Um grande problema regional são os aumentos das organizações criminosas que
circulam cada vez mais entre as fronteiras traficando drogas e armas, levando a problemas
internos para os Estados, transformando áreas de cidades nas quais o governo não tem
controle efetivo.
Essas novas ameaças internas e externas precisam ocupar a agenda de segurança dos
países latinos. Coloca-se em questão a soberania nacional, pela qual é preciso se reformular o
conceito, que já se encontra numa perspectiva estreita.
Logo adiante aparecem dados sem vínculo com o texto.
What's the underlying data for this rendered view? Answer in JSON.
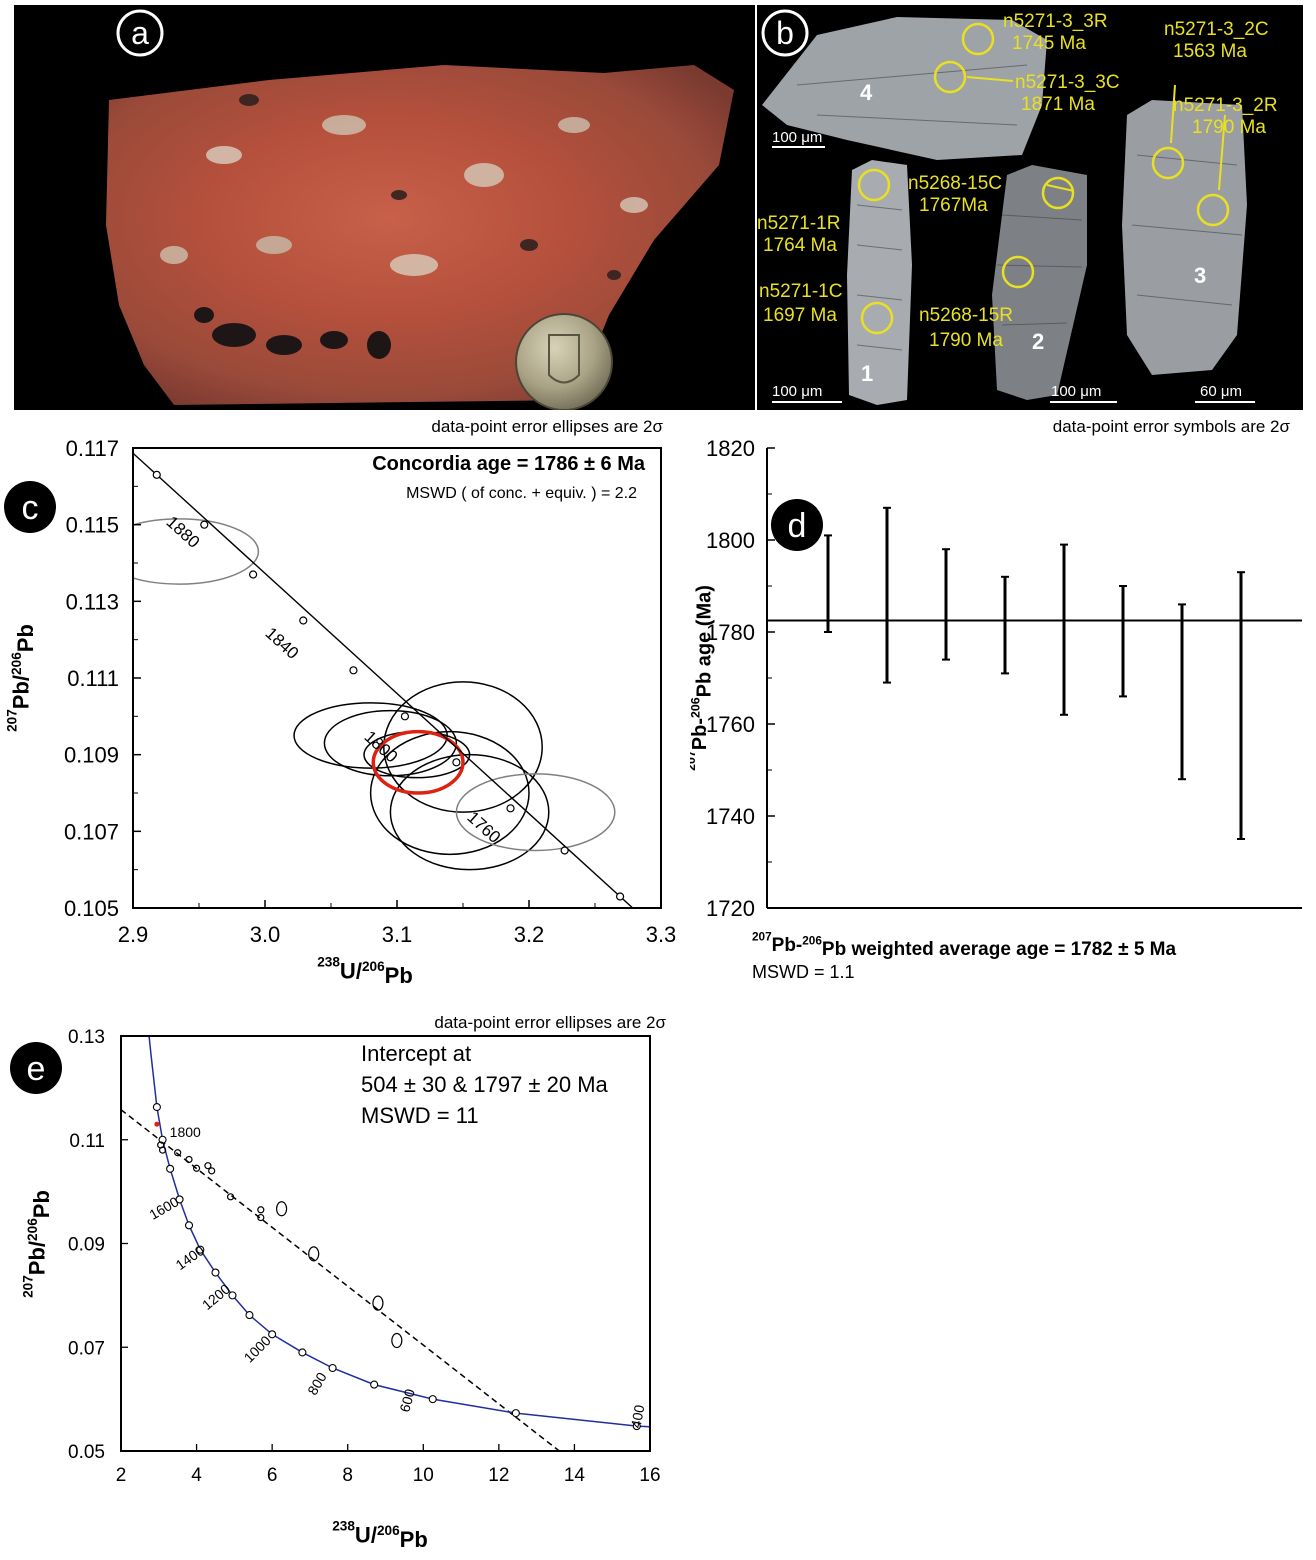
{
  "panel_labels": {
    "a": "a",
    "b": "b",
    "c": "c",
    "d": "d",
    "e": "e"
  },
  "panel_b": {
    "labels": [
      {
        "id": "n5271-3_3R",
        "text_sample": "n5271-3_3R",
        "text_age": "1745 Ma"
      },
      {
        "id": "n5271-3_3C",
        "text_sample": "n5271-3_3C",
        "text_age": "1871 Ma"
      },
      {
        "id": "n5271-3_2C",
        "text_sample": "n5271-3_2C",
        "text_age": "1563 Ma"
      },
      {
        "id": "n5271-3_2R",
        "text_sample": "n5271-3_2R",
        "text_age": "1790 Ma"
      },
      {
        "id": "n5268-15C",
        "text_sample": "n5268-15C",
        "text_age": "1767Ma"
      },
      {
        "id": "n5271-1R",
        "text_sample": "n5271-1R",
        "text_age": "1764 Ma"
      },
      {
        "id": "n5271-1C",
        "text_sample": "n5271-1C",
        "text_age": "1697 Ma"
      },
      {
        "id": "n5268-15R",
        "text_sample": "n5268-15R",
        "text_age": "1790 Ma"
      }
    ],
    "grain_numbers": [
      "1",
      "2",
      "3",
      "4"
    ],
    "scale_bars": [
      "100 μm",
      "100 μm",
      "100 μm",
      "60 μm"
    ],
    "label_color": "#e8e020"
  },
  "chart_data": [
    {
      "id": "c",
      "type": "scatter",
      "note": "data-point error ellipses are 2σ",
      "title": "Concordia age = 1786 ± 6 Ma",
      "subtitle": "MSWD ( of conc. + equiv. ) = 2.2",
      "xlabel": "238U/206Pb",
      "ylabel": "207Pb/206Pb",
      "xlim": [
        2.9,
        3.3
      ],
      "ylim": [
        0.105,
        0.117
      ],
      "xticks": [
        "2.9",
        "3.0",
        "3.1",
        "3.2",
        "3.3"
      ],
      "yticks": [
        "0.105",
        "0.107",
        "0.109",
        "0.111",
        "0.113",
        "0.115",
        "0.117"
      ],
      "concordia_points": [
        [
          2.918,
          0.1163
        ],
        [
          2.954,
          0.115
        ],
        [
          2.991,
          0.1137
        ],
        [
          3.029,
          0.1125
        ],
        [
          3.067,
          0.1112
        ],
        [
          3.106,
          0.11
        ],
        [
          3.145,
          0.1088
        ],
        [
          3.186,
          0.1076
        ],
        [
          3.227,
          0.1065
        ],
        [
          3.269,
          0.1053
        ]
      ],
      "concordia_labels": [
        "1880",
        "1840",
        "1800",
        "1760"
      ],
      "ellipses": [
        {
          "cx": 3.08,
          "cy": 0.1095,
          "rx": 0.058,
          "ry": 0.00085,
          "color": "#000000"
        },
        {
          "cx": 3.095,
          "cy": 0.1093,
          "rx": 0.05,
          "ry": 0.00085,
          "color": "#000000"
        },
        {
          "cx": 3.15,
          "cy": 0.1092,
          "rx": 0.06,
          "ry": 0.0017,
          "color": "#000000"
        },
        {
          "cx": 3.14,
          "cy": 0.108,
          "rx": 0.06,
          "ry": 0.0016,
          "color": "#000000"
        },
        {
          "cx": 3.155,
          "cy": 0.1075,
          "rx": 0.06,
          "ry": 0.0015,
          "color": "#000000"
        },
        {
          "cx": 3.115,
          "cy": 0.109,
          "rx": 0.04,
          "ry": 0.0006,
          "color": "#000000"
        },
        {
          "cx": 2.935,
          "cy": 0.1143,
          "rx": 0.06,
          "ry": 0.00085,
          "color": "#808080"
        },
        {
          "cx": 3.205,
          "cy": 0.1075,
          "rx": 0.06,
          "ry": 0.001,
          "color": "#808080"
        },
        {
          "cx": 3.116,
          "cy": 0.1088,
          "rx": 0.034,
          "ry": 0.0008,
          "color": "#dd2211",
          "concordia_age_ellipse": true
        }
      ]
    },
    {
      "id": "d",
      "type": "bar",
      "note": "data-point error symbols are 2σ",
      "title": "207Pb-206Pb weighted average age = 1782 ± 5 Ma",
      "subtitle": "MSWD = 1.1",
      "ylabel": "207Pb-206Pb age (Ma)",
      "ylim": [
        1720,
        1820
      ],
      "yticks": [
        "1720",
        "1740",
        "1760",
        "1780",
        "1800",
        "1820"
      ],
      "mean": 1782.5,
      "error_bars": [
        [
          1780,
          1801
        ],
        [
          1769,
          1807
        ],
        [
          1774,
          1798
        ],
        [
          1771,
          1792
        ],
        [
          1762,
          1799
        ],
        [
          1766,
          1790
        ],
        [
          1748,
          1786
        ],
        [
          1735,
          1793
        ]
      ]
    },
    {
      "id": "e",
      "type": "scatter",
      "note": "data-point error ellipses are 2σ",
      "annotation": [
        "Intercept at",
        "504 ± 30 & 1797 ± 20 Ma",
        "MSWD = 11"
      ],
      "xlabel": "238U/206Pb",
      "ylabel": "207Pb/206Pb",
      "xlim": [
        2,
        16
      ],
      "ylim": [
        0.05,
        0.13
      ],
      "xticks": [
        "2",
        "4",
        "6",
        "8",
        "10",
        "12",
        "14",
        "16"
      ],
      "yticks": [
        "0.05",
        "0.07",
        "0.09",
        "0.11",
        "0.13"
      ],
      "concordia_points": [
        [
          2.95,
          0.1163
        ],
        [
          3.1,
          0.11
        ],
        [
          3.3,
          0.1044
        ],
        [
          3.55,
          0.0985
        ],
        [
          3.8,
          0.0935
        ],
        [
          4.1,
          0.0888
        ],
        [
          4.5,
          0.0844
        ],
        [
          4.95,
          0.08
        ],
        [
          5.4,
          0.0762
        ],
        [
          6.0,
          0.0725
        ],
        [
          6.8,
          0.069
        ],
        [
          7.6,
          0.066
        ],
        [
          8.7,
          0.0628
        ],
        [
          10.25,
          0.06
        ],
        [
          12.45,
          0.0573
        ],
        [
          15.65,
          0.0548
        ]
      ],
      "concordia_labels": [
        "1800",
        "1600",
        "1400",
        "1200",
        "1000",
        "800",
        "600",
        "400"
      ],
      "discordia_line": [
        [
          2.0,
          0.1158
        ],
        [
          13.6,
          0.05
        ]
      ],
      "small_ellipses": [
        [
          3.05,
          0.109
        ],
        [
          3.1,
          0.108
        ],
        [
          3.5,
          0.1075
        ],
        [
          3.8,
          0.1062
        ],
        [
          4.0,
          0.1045
        ],
        [
          4.3,
          0.105
        ],
        [
          4.4,
          0.104
        ],
        [
          4.9,
          0.099
        ],
        [
          5.7,
          0.0965
        ],
        [
          5.7,
          0.095
        ],
        [
          6.25,
          0.0967
        ],
        [
          7.1,
          0.088
        ],
        [
          8.8,
          0.0785
        ],
        [
          9.3,
          0.0713
        ]
      ],
      "curve_color": "#1f2f9e"
    }
  ]
}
Os países latinos buscam uma agenda
coletiva para desenvolver ideias e conclusões para seus problemas, porém é preciso preservar
a soberania dos países e, ao mesmo tempo, propor um sistema de vigilância das fronteiras,
pois os problemas se encontram em escala regional.
As forças armadas e a polícia são os poderes que os Estados despõe para proteger
suas fronteiras, porém quando se fala na América Latina em questão das forças armadas e
polícia, a classe política não sente confiança em disponibilizar tanto poder para ambas. A
relação entre a defesa das fronteiras e o poder das forças armadas deve ser compreendida
como a solução das novas ameaças nas fronteiras, que são estão sendo tomadas por grupos do
narcotráfico. A maior questão que paira sobre essa relação é como intensificar o controle
público sobre as forças de segurança do Estado, para que elas não passem as fronteiras
políticas.
“Diferentes tipos de violência ocorrem em diferentes circunstâncias sociais e exigem
soluções distintas.’’ (SORJ, 2005, página 15). Coloca-se então que, ao se combater o tráfico
de drogas e o terrorismo, são necessárias soluções diferentes para os dois tipos de violência. A
maioria dos problemas de violência na América Latina está vinculada ao comércio de drogas,
que obtém lucros econômicos exorbitantes, gerando as zonas sobre as quais o Estado perde
controle. Isso mostra que os tipos de violência necessitam ser aprofundados para ver quais são
suas verdadeiras causas e, assim, desenvolver políticas efetivas contra cada uma delas.
Para a resolução desses conflitos internos e dos variados tipos de violência, é
necessária uma maior preocupação com as pesquisas sociais, nas quais as mesmas se
encontram estagnadas em uma tradição. É preciso romper essas barreiras e, ao mesmo tempo,
relacionar os conflitos internos e a violência com o desenvolvimento das instituições
democráticas, além de seus efeitos em cenário internacional.

6 CONCLUSÃO

Conforme exposto ao longo deste artigo, a agenda de segurança internacional passa


por mudanças significativas após a Guerra Fria. Nessa transição, as questões ligadas à
segurança deixam de ser apenas bélicas, dando espaço para conceitos mais abrangentes, que
levam em conta aspectos e processos subjetivos e incluindo outros níveis além do Estado,
como no caso da Segurança Humana.
Como estabelecido, não é objetivo deste trabalho esgotar o tema, mas levantar a
discussão e trazer à questão para a mesa da discussão dos temas de segurança e defesa. Nas
chamadas “novas ameaças”, os problemas afetam não só as nações como um ator monolítico,
mas geram impactos no nível social e individual.
Sem perder de vista o fato de se tratar de um conceito ainda em disputa e construção,
é fundamental trazer a preocupação da Segurança Humana – seja no nível acadêmico ou
operacional – para o debate da agenda regional e nacional de segurança e defesa.